Signs that mandates are out of step with market reality are everywhere. A week ago, market leader Tesla warned investors of slowing growth in EV sales this year, sending its shares down 12 per cent and wiping out US$80-billion of its market value. Financial results for the most recent quarter disappointed, with adjusted earnings per share down 40 per cent from a year earlier, and revenue falling short of forecasts – the second consecutive quarter the company missed analysts’ forecasts.

Also last month, rental-car giant Hertz said it would sell a third of its EV fleet – about 20,000 vehicles – and back off its plan to convert a quarter of its global fleet to EVs by the end of 2024. The company cited weak consumer demand for EVs as well as their high maintenance and insurance costs, and lack of charging stations.

Insuring EVs has become a big cost headache. Bloomberg reported recently car-insurance premiums overall have increased because of the rising costs of EV insurance. In Britain, for example, EVs cost twice as much to insure as fuel-burning cars, and the premiums grew faster for EVs than for gas and diesel cars. The reasons: Hard-to-fix batteries and longer repair times.

Reliability, too, is an issue. In its annual car-reliability survey of more than 330,000 owners, Consumer Reports said EV owners continue to report far more problems with their vehicles than owners of conventional cars or hybrids. On average, EVs from the past three model years had 79 per cent more problems than conventional cars, including engine, transmission, electric motors, leaks and infotainment systems, the survey said.
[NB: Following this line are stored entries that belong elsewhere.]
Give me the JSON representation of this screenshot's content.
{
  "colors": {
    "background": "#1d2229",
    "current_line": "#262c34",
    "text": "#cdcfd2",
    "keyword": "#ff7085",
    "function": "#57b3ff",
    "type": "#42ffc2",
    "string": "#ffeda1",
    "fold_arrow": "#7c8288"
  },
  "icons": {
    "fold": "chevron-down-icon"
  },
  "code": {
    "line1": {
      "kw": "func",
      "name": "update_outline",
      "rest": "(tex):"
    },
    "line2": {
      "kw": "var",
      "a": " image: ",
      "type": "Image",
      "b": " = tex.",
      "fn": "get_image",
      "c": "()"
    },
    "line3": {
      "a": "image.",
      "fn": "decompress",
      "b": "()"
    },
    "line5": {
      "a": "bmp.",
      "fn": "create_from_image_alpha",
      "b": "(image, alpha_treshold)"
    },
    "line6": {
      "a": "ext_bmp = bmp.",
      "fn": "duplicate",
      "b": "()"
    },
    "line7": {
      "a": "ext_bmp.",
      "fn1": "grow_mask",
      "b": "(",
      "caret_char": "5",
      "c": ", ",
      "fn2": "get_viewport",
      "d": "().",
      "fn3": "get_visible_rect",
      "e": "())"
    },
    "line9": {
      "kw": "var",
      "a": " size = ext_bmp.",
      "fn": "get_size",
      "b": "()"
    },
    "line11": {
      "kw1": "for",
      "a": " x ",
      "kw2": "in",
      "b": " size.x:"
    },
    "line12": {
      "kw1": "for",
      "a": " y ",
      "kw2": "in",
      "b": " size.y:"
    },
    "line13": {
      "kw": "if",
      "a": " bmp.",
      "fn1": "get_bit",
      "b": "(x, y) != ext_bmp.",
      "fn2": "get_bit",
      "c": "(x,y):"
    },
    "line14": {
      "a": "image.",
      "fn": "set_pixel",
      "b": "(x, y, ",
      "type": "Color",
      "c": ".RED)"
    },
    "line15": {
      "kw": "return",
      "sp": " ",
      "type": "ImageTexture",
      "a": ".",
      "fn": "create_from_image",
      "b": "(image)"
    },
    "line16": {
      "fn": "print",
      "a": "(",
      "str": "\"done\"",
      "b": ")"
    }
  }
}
Remarkably, the Biden administration, which has made EVs a centrepiece of its Green Agenda, has been part of the problem, not the solution. Two years ago, Mr. Biden earmarked US$7.5-billion to build a national network of charging stations. So far, only one has been built under this program.

Adding gravitas to the EV conversation, Akio Toyoda, chairman of Toyota Motor, predicted last week that EVs would, at their peak, capture only 30 per cent of the global market, the remainder filled by hybrid or hydrogen-powered vehicles. A main reason: More than a billion people live in areas with no or limited access to electricity.

With the global slowing of EV sales, Mr. Toyoda said people are “finally seeing reality” on EVs and reiterated his commitment to a multipathway approach that doesn’t depend on any one type of vehicle.

“Customers, not regulations or politics” should make the decision on what path to rely on, he said.

Mr. Toyoda’s may not be a socially popular point of view these days, but when the leader of the world’s largest automaker speaks, lawmakers should pull their heads out of their ideological clouds and listen. He knows a thing or two about how things really work here on Earth.